Project Structure & Module Organization

Core logic lives in src/open_dictionary. The CLI entry point defined in pyproject.toml resolves to open_dictionary:main, which dispatches into src/open_dictionary/cli.py; keep any new commands registered there while delegating business logic to feature modules.
Data access helpers sit under src/open_dictionary/db (for example access.py) and should remain focused on PostgreSQL streaming semantics.
Wiktionary ingestion utilities are split by concern under src/open_dictionary/wikitionary/: downloader.py, extract.py, transform.py (streaming COPY + table helpers), pipeline.py (orchestration), filter.py (language table materialization), and progress.py (shared progress reporters).
LLM-facing enrichments live in src/open_dictionary/llm, while cross-cutting utilities (environment loading, helpers) belong in src/open_dictionary/utils.
Runtime artifacts such as dumps or extracted JSONL files are expected in a local data/ directory (not tracked); scripts should accept paths rather than hard-code locations.

uv sync installs all dependencies declared in pyproject.toml.
uv run open-dictionary download --output data/raw-wiktextract-data.jsonl.gz streams the upstream Wiktextract snapshot.
uv run open-dictionary pipeline --workdir data --table dictionary --column data --truncate executes download → extract → load → partition in one shot; add --skip-* flags for partial runs.
uv run open-dictionary filter en zh --table dictionary_all --column data copies only selected languages into dictionary_lang_* tables; pass all as the first positional argument to materialize every language code.
uv run open-dictionary db-clean --table dictionary_en removes rows that fail quality heuristics (numeric tokens, zero scores, legacy tags, etc.).
uv run open-dictionary db-commonness --table dictionary_en streams wordfreq-derived common_score values into the target table (add --recompute-existing to refresh populated rows).
uv run python -m pytest is the expected test runner once suites are added; for now, rely on targeted CLI runs against a disposable PostgreSQL database.

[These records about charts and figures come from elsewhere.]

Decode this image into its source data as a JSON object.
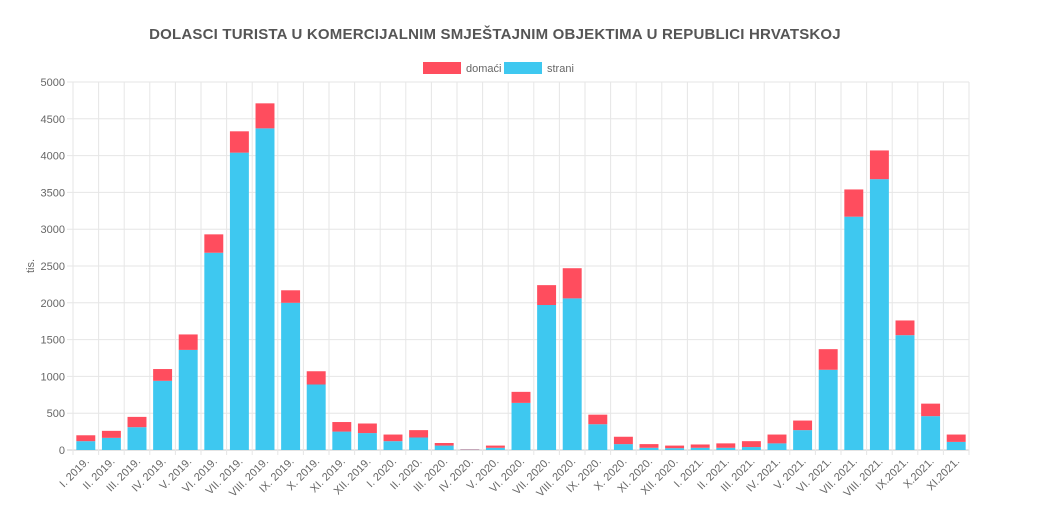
{
  "chart_data": {
    "type": "bar",
    "stacked": true,
    "title": "DOLASCI TURISTA U KOMERCIJALNIM SMJEŠTAJNIM OBJEKTIMA U REPUBLICI HRVATSKOJ",
    "ylabel": "tis.",
    "xlabel": "",
    "ylim": [
      0,
      5000
    ],
    "yticks": [
      "0",
      "500",
      "1000",
      "1500",
      "2000",
      "2500",
      "3000",
      "3500",
      "4000",
      "4500",
      "5000"
    ],
    "grid": true,
    "legend_position": "top-center",
    "categories": [
      "I. 2019.",
      "II. 2019.",
      "III. 2019.",
      "IV. 2019.",
      "V. 2019.",
      "VI. 2019.",
      "VII. 2019.",
      "VIII. 2019.",
      "IX. 2019.",
      "X. 2019.",
      "XI. 2019.",
      "XII. 2019.",
      "I. 2020.",
      "II. 2020.",
      "III. 2020.",
      "IV. 2020.",
      "V. 2020.",
      "VI. 2020.",
      "VII. 2020.",
      "VIII. 2020.",
      "IX. 2020.",
      "X. 2020.",
      "XI. 2020.",
      "XII. 2020.",
      "I. 2021.",
      "II. 2021.",
      "III. 2021.",
      "IV. 2021.",
      "V. 2021.",
      "VI. 2021.",
      "VII. 2021.",
      "VIII. 2021.",
      "IX.2021.",
      "X.2021.",
      "XI.2021."
    ],
    "series": [
      {
        "name": "strani",
        "color": "#3ec8f0",
        "values": [
          120,
          165,
          310,
          940,
          1360,
          2680,
          4040,
          4370,
          2000,
          890,
          250,
          230,
          120,
          170,
          60,
          5,
          30,
          640,
          1970,
          2060,
          350,
          80,
          30,
          25,
          30,
          30,
          40,
          90,
          270,
          1090,
          3170,
          3680,
          1560,
          460,
          110
        ]
      },
      {
        "name": "domaći",
        "color": "#ff4d5e",
        "values": [
          80,
          95,
          140,
          160,
          210,
          250,
          290,
          340,
          170,
          180,
          130,
          130,
          90,
          100,
          35,
          5,
          30,
          150,
          270,
          410,
          130,
          100,
          50,
          35,
          45,
          60,
          80,
          120,
          130,
          280,
          370,
          390,
          200,
          170,
          100
        ]
      }
    ]
  }
}
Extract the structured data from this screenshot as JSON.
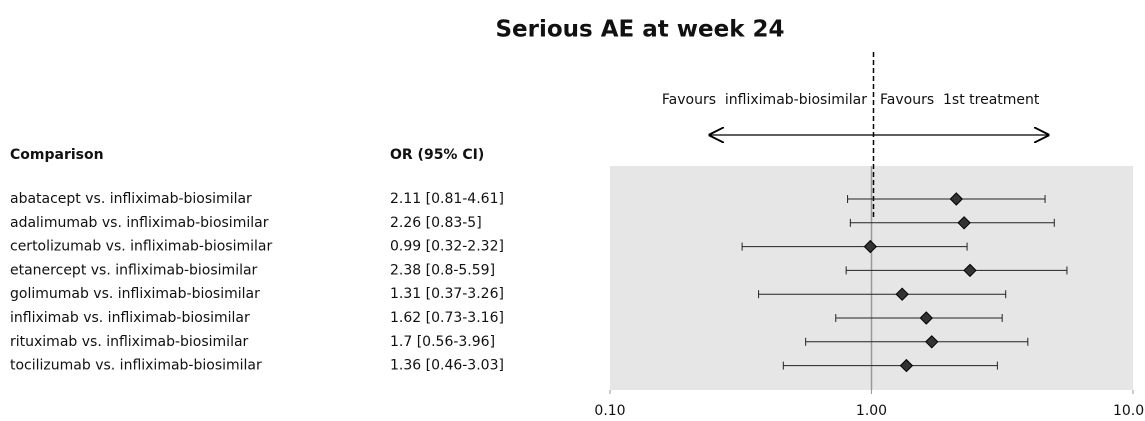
{
  "chart_data": {
    "type": "forest",
    "title": "Serious AE at week 24",
    "column_headers": [
      "Comparison",
      "OR (95% CI)"
    ],
    "annotations": [
      "Favours  infliximab-biosimilar",
      "Favours  1st treatment"
    ],
    "categories": [
      "abatacept vs. infliximab-biosimilar",
      "adalimumab vs. infliximab-biosimilar",
      "certolizumab vs. infliximab-biosimilar",
      "etanercept vs. infliximab-biosimilar",
      "golimumab vs. infliximab-biosimilar",
      "infliximab vs. infliximab-biosimilar",
      "rituximab vs. infliximab-biosimilar",
      "tocilizumab vs. infliximab-biosimilar"
    ],
    "values": [
      2.11,
      2.26,
      0.99,
      2.38,
      1.31,
      1.62,
      1.7,
      1.36
    ],
    "value_labels": [
      "2.11 [0.81-4.61]",
      "2.26 [0.83-5]",
      "0.99 [0.32-2.32]",
      "2.38 [0.8-5.59]",
      "1.31 [0.37-3.26]",
      "1.62 [0.73-3.16]",
      "1.7 [0.56-3.96]",
      "1.36 [0.46-3.03]"
    ],
    "lower": [
      0.81,
      0.83,
      0.32,
      0.8,
      0.37,
      0.73,
      0.56,
      0.46
    ],
    "upper": [
      4.61,
      5,
      2.32,
      5.59,
      3.26,
      3.16,
      3.96,
      3.03
    ],
    "xscale": "log",
    "xlim": [
      0.1,
      10
    ],
    "xticks": [
      {
        "value": 0.1,
        "label": "0.10"
      },
      {
        "value": 1,
        "label": "1.00"
      },
      {
        "value": 10,
        "label": "10.00"
      }
    ],
    "reference": 1,
    "color": "#222222",
    "background": "#e6e6e6"
  }
}
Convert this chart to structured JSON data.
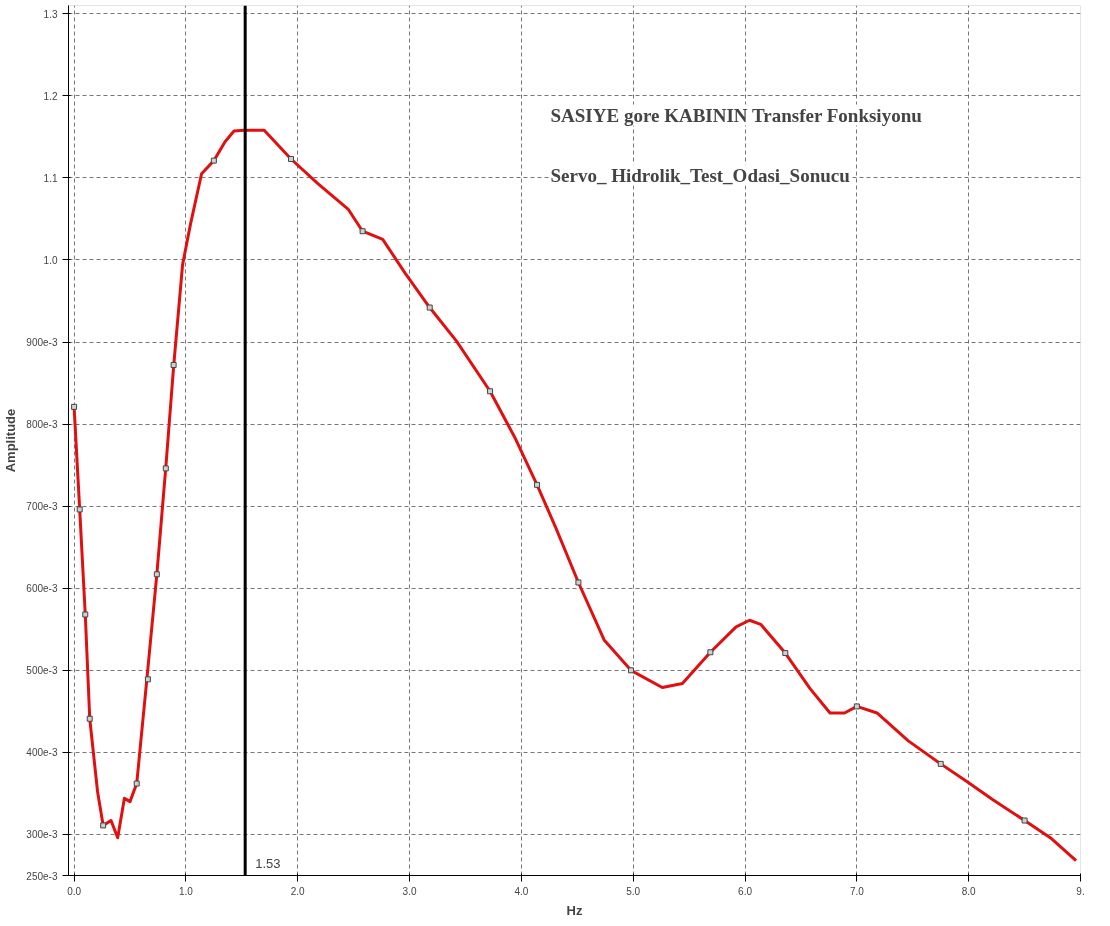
{
  "chart_data": {
    "type": "line",
    "xlabel": "Hz",
    "ylabel": "Amplitude",
    "annotations": [
      "SASIYE gore KABININ Transfer Fonksiyonu",
      "Servo_ Hidrolik_Test_Odasi_Sonucu"
    ],
    "xlim": [
      -0.05,
      9.0
    ],
    "ylim": [
      0.25,
      1.31
    ],
    "xticks": [
      {
        "value": 0,
        "label": "0.0"
      },
      {
        "value": 1,
        "label": "1.0"
      },
      {
        "value": 2,
        "label": "2.0"
      },
      {
        "value": 3,
        "label": "3.0"
      },
      {
        "value": 4,
        "label": "4.0"
      },
      {
        "value": 5,
        "label": "5.0"
      },
      {
        "value": 6,
        "label": "6.0"
      },
      {
        "value": 7,
        "label": "7.0"
      },
      {
        "value": 8,
        "label": "8.0"
      },
      {
        "value": 9,
        "label": "9."
      }
    ],
    "yticks": [
      {
        "value": 0.25,
        "label": "250e-3"
      },
      {
        "value": 0.3,
        "label": "300e-3"
      },
      {
        "value": 0.4,
        "label": "400e-3"
      },
      {
        "value": 0.5,
        "label": "500e-3"
      },
      {
        "value": 0.6,
        "label": "600e-3"
      },
      {
        "value": 0.7,
        "label": "700e-3"
      },
      {
        "value": 0.8,
        "label": "800e-3"
      },
      {
        "value": 0.9,
        "label": "900e-3"
      },
      {
        "value": 1.0,
        "label": "1.0"
      },
      {
        "value": 1.1,
        "label": "1.1"
      },
      {
        "value": 1.2,
        "label": "1.2"
      },
      {
        "value": 1.3,
        "label": "1.3"
      }
    ],
    "grid": true,
    "line_style": "solid",
    "ref_lines": [
      {
        "axis": "x",
        "value": 1.53,
        "label": "1.53",
        "color": "#000000"
      }
    ],
    "series": [
      {
        "color": "#e01010",
        "marker": "none",
        "x": [
          0,
          0.05,
          0.1,
          0.14,
          0.21,
          0.26,
          0.33,
          0.39,
          0.45,
          0.5,
          0.56,
          0.65,
          0.74,
          0.82,
          0.89,
          0.97,
          1.04,
          1.14,
          1.25,
          1.35,
          1.43,
          1.52,
          1.7,
          1.94,
          2.18,
          2.45,
          2.58,
          2.76,
          2.96,
          3.18,
          3.42,
          3.72,
          3.94,
          4.14,
          4.31,
          4.51,
          4.74,
          4.98,
          5.26,
          5.44,
          5.69,
          5.92,
          6.04,
          6.14,
          6.36,
          6.58,
          6.76,
          6.89,
          7.0,
          7.18,
          7.46,
          7.75,
          7.99,
          8.21,
          8.5,
          8.74,
          8.96
        ],
        "values": [
          0.821,
          0.696,
          0.568,
          0.441,
          0.352,
          0.311,
          0.317,
          0.296,
          0.344,
          0.34,
          0.362,
          0.488,
          0.617,
          0.747,
          0.87,
          0.994,
          1.043,
          1.105,
          1.121,
          1.144,
          1.157,
          1.158,
          1.158,
          1.123,
          1.093,
          1.062,
          1.035,
          1.025,
          0.984,
          0.942,
          0.901,
          0.84,
          0.784,
          0.726,
          0.673,
          0.607,
          0.537,
          0.5,
          0.479,
          0.484,
          0.522,
          0.553,
          0.561,
          0.556,
          0.521,
          0.478,
          0.448,
          0.448,
          0.456,
          0.448,
          0.414,
          0.386,
          0.364,
          0.343,
          0.317,
          0.295,
          0.268
        ]
      },
      {
        "type": "scatter",
        "color": "#d0d0d0",
        "marker": "square",
        "x": [
          0,
          0.05,
          0.1,
          0.14,
          0.26,
          0.56,
          0.66,
          0.74,
          0.82,
          0.89,
          1.25,
          1.94,
          2.58,
          3.18,
          3.72,
          4.14,
          4.51,
          4.98,
          5.69,
          6.36,
          7.0,
          7.75,
          8.5
        ],
        "values": [
          0.821,
          0.696,
          0.568,
          0.441,
          0.311,
          0.362,
          0.489,
          0.617,
          0.746,
          0.872,
          1.121,
          1.123,
          1.035,
          0.942,
          0.84,
          0.726,
          0.607,
          0.5,
          0.522,
          0.521,
          0.456,
          0.386,
          0.317
        ]
      }
    ]
  }
}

Target Python 3.12+, four-space indentation, and snake_case for functions, modules, and CLI subcommand names.
Prefer type hints and pydantic models for structured payloads (see llm/define.py), and keep side effects behind small helpers for easier testing.
Environment keys (DATABASE_URL, LLM_KEY, LLM_API, LLM_MODEL) are loaded through utils.env_loader; never fetch them ad hoc inside command bodies.

Focus on integration tests that exercise the CLI contract end-to-end with a seeded PostgreSQL container; isolate I/O with temp directories under tmp_path.
Name test modules test_<feature>.py and colocate fixtures under tests/conftest.py once the suite exists.
Validate large operations by asserting row counts, emitted table names, and LLM scaffolding errors rather than snapshotting full JSON.

Follow the existing history: concise imperative subject lines (e.g. “Add DB iterator”), optional body wrapped at ~72 chars.
Reference issue IDs in the body when available and note required migrations or manual steps.
PRs should describe the dataset used for validation, include command transcripts (uv run …) for any pipelines executed, and, when UI/CLI behavior changes, attach representative logs or screenshots.

Keep .env files local; share example variables via documentation rather than version control.
Never commit API keys or database URLs. If sensitive configuration is required in CI, use repository secrets and reference them through environment loader helpers.